1. This is something I never thought of, but if you happen to have a big chunk of dark chocolate, and think that a little grated chocolate on top of ice cream might be a good thing, you just go to town with a grater, right?
Well, as it turns out, grated chocolate seems to have a slight static electricity problem. It clings to the grater, to the plastic container you're grating into, and it jumps around and doesn't want to go where you think it should go.
I had never known this up until now. But there it is.
2. Last night, the Trophy Wife made her usual killer homemade chicken pot pie. Now, you have to understand, this is not the Swanson Pot Pie of my childhood (a product that many of us loved, if you happen to be of a certain age), this is an actual homemade pie. Only the filling, instead of being composed of apples or whatever, is chicken and vegetables. (And about 2 cups of homemade chicken stock, spices, and some flour to thicken it, if you're curious.)

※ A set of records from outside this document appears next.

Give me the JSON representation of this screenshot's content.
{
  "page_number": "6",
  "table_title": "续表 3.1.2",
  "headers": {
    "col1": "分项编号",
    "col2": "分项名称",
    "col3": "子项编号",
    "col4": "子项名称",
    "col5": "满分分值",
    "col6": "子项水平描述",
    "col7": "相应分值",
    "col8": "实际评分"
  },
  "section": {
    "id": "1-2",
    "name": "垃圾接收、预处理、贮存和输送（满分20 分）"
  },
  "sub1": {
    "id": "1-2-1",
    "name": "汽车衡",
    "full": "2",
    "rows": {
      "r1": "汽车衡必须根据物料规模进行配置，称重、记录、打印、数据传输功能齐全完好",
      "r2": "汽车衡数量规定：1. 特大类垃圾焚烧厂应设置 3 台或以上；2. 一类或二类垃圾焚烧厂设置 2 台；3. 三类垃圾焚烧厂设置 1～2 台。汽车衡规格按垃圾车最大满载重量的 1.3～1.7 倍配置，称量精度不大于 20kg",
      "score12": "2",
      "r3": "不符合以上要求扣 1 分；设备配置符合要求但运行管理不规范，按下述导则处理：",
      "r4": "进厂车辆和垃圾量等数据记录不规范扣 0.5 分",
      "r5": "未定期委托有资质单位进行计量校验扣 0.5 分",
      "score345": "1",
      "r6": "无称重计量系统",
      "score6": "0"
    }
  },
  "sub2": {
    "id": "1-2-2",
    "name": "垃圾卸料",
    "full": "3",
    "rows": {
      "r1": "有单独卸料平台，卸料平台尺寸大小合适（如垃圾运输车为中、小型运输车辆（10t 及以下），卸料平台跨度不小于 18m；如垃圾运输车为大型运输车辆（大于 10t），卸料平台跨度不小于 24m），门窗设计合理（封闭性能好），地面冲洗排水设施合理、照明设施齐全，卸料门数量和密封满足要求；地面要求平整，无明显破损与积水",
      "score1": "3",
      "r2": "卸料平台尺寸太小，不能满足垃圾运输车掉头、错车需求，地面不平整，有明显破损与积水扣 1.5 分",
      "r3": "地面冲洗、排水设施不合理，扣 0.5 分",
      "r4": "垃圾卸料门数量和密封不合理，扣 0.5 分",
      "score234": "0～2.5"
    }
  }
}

This is the Giant Wookie Son's favorite dish in the world. And last night, he made the crust (mixed the ingredients, cut it into two portions, and stuck it in the fridge to think about what it had done), I did the filling, the Trophy Wife rolled out the crust and put the filling in the pie, and I stuck it in the oven. So, a little bit of teamwork and everybody wins.
One final note: Alton Brown, usually a genius, suffered a huge brain cramp when he came up with his idea of what a chicken pot pie should be. It's not a goddamned stew with biscuits floating on top: that's just stupid. The bottom crust is there to soak in all the meaty-flavored juiciness from the filling, and might well be the best part of the pie.